General characteristics
- Tonnage: 30,415 GT, 46,094 DWT
- Length: 183 m (600 ft)
- Beam: 32 m (105 ft)
- Speed: 7.5 knots (13.9 km/h; 8.6 mph)

= Seabulk Pride =

Seabulk Pride, operated by Seabulk Tankers of Ft. Lauderdale, Florida, is a double-hulled oil tanker constructed in 1998 at Newport News Shipbuilding in Virginia. She was built as part of a series of new double hulled tankers serving the domestic market.

Seabulk Pride ran aground near the port of Nikiski, Alaska on February 2, 2006. The tanker had been moored at the Nikiski docks when she was struck by an ice floe that parted her mooring lines. Seabulk Pride - and her cargo of 5 e6USgal of oil - drifted northward up Cook Inlet, where she ran aground. She was refloated the next day, February 3, 2006, with no significant oil release.
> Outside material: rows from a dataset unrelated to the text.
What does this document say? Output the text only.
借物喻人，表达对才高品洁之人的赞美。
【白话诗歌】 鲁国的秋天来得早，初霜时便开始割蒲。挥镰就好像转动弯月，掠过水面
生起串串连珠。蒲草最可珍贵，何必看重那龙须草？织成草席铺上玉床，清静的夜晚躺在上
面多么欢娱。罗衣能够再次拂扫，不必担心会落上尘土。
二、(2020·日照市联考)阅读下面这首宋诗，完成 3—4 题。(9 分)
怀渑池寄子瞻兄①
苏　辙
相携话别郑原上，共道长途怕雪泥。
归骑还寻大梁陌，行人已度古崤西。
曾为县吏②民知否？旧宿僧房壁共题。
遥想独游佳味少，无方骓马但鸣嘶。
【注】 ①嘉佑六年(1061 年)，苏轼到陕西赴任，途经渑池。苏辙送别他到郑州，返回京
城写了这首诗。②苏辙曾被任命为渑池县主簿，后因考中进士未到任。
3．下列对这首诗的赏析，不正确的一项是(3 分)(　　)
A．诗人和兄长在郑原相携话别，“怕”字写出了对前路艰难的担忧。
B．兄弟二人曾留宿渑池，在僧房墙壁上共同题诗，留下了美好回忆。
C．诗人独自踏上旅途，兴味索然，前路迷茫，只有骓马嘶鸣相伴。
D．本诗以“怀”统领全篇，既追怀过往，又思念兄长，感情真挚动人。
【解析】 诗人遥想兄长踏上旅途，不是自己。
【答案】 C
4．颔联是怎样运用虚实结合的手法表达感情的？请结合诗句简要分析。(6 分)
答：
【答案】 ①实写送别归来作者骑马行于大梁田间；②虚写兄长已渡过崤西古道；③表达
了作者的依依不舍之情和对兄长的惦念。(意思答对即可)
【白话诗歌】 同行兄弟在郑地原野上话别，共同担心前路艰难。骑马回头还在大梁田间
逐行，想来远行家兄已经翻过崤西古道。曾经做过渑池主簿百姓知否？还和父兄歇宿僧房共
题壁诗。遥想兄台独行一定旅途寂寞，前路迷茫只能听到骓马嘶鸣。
On January 9, 2007 Seabulk Pride experienced difficulty at the same dock when extremely icy conditions once again pulled her from her mooring; however, she was able to depart for open water. Subsequent to these two incidents, a tug was assigned to assist vessels at the hazardous port, which has a high tidal range and fast current in addition to being subject to unpredictable heavy icing conditions.